Его знаменитые «Русские сезоны» изменили представление высокомерной европейской публики о культуре России. Сначала Дягилев представил пять исторических концертов, составленных из произведений М. Глинки, П. Чайковского, Н. Римского-Корсакова, М. Мусоргского, А. Бородина, А. Лядова, А. Глазунова. В 1909 году были показаны балетные постановки – «Павильон Артемиды», «Сильфиды», «Клеопатра», в которых приняли участие звезды русского балета – Анна Павлова, Тамара Карсавина, Вацлав Нижинский, Михаил Фокин. До этого в Париже считали, что в России балета нет. Но с первых же спектаклей стало понятно, что он не только есть, но и далеко обогнал западный. «Русские сезоны» не только утвердили в умах европейцев значение русской музыкальной культуры. Нет никакого сомнения в том, что русский модернизированный балет оказал прямое влияние на современный французский балет.
Но постепенно Париж подустал от феерии русской живописи, русской музыки, русского пения, русского балета. Тут-то Дягилев и приготовил «жирную устрицу для гурмана». Вернее, не жирную, а очень даже постную. Но Ида Рубинштейн, безусловно, добилась желаемого эффекта именно своей нетрадиционностью и неклассичностью.
Когда критики писали о ее танцах, они отмечали статическую выразительность и «сладостно-окаменелую грацию». Фокин, например, хвалил Иду за то, что «большой силы впечатления она добивалась самыми экономными, минимальными средствами – сила выражения без всякого движения».
«Царица Египта постепенно лишалась своих покровов и предавалась любовному экстазу у всех на глазах, причем лишь в самый критический момент являлись услужливые придворные дамы, окружавшие занавесками ложе любовников». Гвоздь зрелища был в том, писал Александр Бенуа, что после обнажения являлась «не хорошенькая актриса в откровенном дезабилье, а настоящая чаровница, гибель с собой несущая». Рассказывали, что в зале стояла такая тишина, словно зрители давно покинули его. Между тем это было беззвучье шока! В рецензиях писали не об овациях: зал просто выл от восторга. Рубинштейн, как писали, буквально затмила выступавших одновременно с ней и Павлову, и Карсавину, и Нижинского, и Фокина.
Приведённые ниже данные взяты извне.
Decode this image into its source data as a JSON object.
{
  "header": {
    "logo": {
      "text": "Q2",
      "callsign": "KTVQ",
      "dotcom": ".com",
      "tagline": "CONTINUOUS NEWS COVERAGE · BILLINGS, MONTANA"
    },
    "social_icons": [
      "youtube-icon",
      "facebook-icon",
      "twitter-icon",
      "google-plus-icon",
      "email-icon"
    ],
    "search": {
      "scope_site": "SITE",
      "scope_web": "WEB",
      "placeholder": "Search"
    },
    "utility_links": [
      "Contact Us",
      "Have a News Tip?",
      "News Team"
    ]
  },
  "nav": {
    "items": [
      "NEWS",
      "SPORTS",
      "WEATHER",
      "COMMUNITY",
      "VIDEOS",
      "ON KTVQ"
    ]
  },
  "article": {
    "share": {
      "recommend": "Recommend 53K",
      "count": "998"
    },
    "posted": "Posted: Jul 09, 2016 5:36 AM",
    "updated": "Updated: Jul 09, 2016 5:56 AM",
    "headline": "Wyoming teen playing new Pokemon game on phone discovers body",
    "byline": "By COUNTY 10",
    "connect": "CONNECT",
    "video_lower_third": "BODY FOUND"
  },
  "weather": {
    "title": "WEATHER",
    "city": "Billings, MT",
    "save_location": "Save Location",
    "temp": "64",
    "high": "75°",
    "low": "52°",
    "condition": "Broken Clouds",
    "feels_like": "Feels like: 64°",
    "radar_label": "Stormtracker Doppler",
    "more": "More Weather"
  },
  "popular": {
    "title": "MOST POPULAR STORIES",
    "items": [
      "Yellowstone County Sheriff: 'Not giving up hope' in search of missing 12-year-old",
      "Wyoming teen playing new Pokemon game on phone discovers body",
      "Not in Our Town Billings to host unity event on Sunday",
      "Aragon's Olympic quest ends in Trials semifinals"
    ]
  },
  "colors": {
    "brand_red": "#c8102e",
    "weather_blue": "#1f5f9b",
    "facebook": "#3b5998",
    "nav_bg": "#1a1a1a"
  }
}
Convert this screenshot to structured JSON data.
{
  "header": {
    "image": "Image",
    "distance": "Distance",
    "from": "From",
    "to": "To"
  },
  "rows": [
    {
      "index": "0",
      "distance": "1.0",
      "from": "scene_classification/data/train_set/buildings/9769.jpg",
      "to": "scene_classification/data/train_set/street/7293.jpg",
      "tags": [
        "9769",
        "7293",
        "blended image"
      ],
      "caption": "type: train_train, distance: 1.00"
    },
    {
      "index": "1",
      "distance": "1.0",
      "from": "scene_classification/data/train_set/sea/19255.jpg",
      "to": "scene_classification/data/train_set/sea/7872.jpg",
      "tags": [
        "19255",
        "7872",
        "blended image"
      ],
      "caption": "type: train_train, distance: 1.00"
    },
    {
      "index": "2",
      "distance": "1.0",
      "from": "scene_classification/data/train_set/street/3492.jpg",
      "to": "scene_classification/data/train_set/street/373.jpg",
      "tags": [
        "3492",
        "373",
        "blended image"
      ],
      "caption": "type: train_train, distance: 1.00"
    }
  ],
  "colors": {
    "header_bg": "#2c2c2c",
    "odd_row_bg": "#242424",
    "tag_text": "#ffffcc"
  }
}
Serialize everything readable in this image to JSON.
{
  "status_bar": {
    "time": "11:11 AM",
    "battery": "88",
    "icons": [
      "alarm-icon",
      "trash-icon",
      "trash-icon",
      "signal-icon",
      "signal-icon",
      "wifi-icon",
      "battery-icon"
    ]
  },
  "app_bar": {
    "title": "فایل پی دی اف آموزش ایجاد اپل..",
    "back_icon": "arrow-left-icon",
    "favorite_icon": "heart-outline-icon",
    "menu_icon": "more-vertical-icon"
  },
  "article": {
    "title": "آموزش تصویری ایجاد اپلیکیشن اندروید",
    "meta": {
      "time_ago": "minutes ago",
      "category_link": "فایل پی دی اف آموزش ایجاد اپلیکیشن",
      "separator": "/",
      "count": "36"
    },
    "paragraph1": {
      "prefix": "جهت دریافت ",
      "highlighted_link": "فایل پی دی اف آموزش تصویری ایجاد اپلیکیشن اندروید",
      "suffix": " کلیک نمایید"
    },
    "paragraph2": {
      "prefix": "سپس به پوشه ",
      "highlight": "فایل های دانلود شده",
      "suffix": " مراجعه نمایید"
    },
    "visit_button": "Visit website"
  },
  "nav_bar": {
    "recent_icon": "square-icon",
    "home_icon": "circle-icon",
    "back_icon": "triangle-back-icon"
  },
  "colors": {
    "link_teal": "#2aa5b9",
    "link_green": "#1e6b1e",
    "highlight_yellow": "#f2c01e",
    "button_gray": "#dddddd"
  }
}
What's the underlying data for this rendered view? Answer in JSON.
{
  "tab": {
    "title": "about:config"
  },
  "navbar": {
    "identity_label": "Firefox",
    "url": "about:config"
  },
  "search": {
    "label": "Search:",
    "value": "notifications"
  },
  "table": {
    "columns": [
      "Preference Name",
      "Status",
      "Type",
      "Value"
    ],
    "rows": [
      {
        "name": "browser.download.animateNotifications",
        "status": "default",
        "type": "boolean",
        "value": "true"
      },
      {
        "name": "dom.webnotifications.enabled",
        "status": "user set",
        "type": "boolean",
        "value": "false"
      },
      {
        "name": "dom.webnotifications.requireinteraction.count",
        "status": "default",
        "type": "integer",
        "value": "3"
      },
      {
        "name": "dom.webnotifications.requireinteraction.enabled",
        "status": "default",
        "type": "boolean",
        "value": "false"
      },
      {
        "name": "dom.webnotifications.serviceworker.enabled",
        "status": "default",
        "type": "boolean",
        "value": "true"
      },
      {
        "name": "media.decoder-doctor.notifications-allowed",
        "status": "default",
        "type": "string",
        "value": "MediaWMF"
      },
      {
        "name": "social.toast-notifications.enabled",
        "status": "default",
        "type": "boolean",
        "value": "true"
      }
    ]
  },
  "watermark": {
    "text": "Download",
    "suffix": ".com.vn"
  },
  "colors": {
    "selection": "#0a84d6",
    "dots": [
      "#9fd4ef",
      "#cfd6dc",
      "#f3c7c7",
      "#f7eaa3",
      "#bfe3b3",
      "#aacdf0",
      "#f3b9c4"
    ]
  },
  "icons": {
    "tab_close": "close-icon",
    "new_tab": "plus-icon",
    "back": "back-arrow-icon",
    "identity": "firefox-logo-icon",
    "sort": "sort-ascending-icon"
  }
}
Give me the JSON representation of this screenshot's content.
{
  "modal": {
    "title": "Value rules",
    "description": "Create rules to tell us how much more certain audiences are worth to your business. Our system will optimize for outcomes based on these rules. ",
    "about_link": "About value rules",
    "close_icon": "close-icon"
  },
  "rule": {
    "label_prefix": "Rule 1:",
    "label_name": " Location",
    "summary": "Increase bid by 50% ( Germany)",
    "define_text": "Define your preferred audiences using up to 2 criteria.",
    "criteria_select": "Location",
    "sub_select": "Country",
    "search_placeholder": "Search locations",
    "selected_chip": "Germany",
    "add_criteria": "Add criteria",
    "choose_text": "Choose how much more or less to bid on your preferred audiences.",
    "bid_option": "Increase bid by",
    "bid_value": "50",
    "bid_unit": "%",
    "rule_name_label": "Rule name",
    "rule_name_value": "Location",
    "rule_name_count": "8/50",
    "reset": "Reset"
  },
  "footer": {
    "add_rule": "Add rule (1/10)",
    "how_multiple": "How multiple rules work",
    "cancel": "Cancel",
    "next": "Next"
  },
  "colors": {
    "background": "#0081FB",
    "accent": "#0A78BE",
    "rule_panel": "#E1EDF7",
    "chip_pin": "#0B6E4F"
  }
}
Кстати, Вацлав Нижинский, танцевавший вместе с ней в «Шахерезаде», назвал Иду в этой роли совершенно бесподобной, хотя она, строго говоря, не танцевала, а лишь принимала на сцене эффектные позы в эффектных туалетах.
Ну да, фигурантка, гениальная фигурантка – в этом амплуа Ида Рубинштейн осталась единственной и неповторимой на всю жизнь.
И вот именно в эти дни, когда парижане уже не могли ни о чем говорить – только об Иде, все об Иде, когда в один день она стала знаменитостью века, когда она смотрела с реклам и афиш, с коробок конфет, с газетных полос – вся обворожительная, непостижимая, – в Париж приехал знаменитый русский художник Валентин Александрович Серов.
…Да, в это время он был уже знаменит. Жанром, в котором он преуспел более всего, являлся портрет. Рассказывают, что Серов подолгу сочинял «сюжет портрета»: поведение модели сначала подсказывало, диктовало ему самую эффектную мизансцену, после чего та же модель превращалась в актера, от которого режиссер-художник добивался искусной сыгранности этой мизансцены, точного попадания в заданный рисунок роли. Совершенно театральный подход к теме и модели!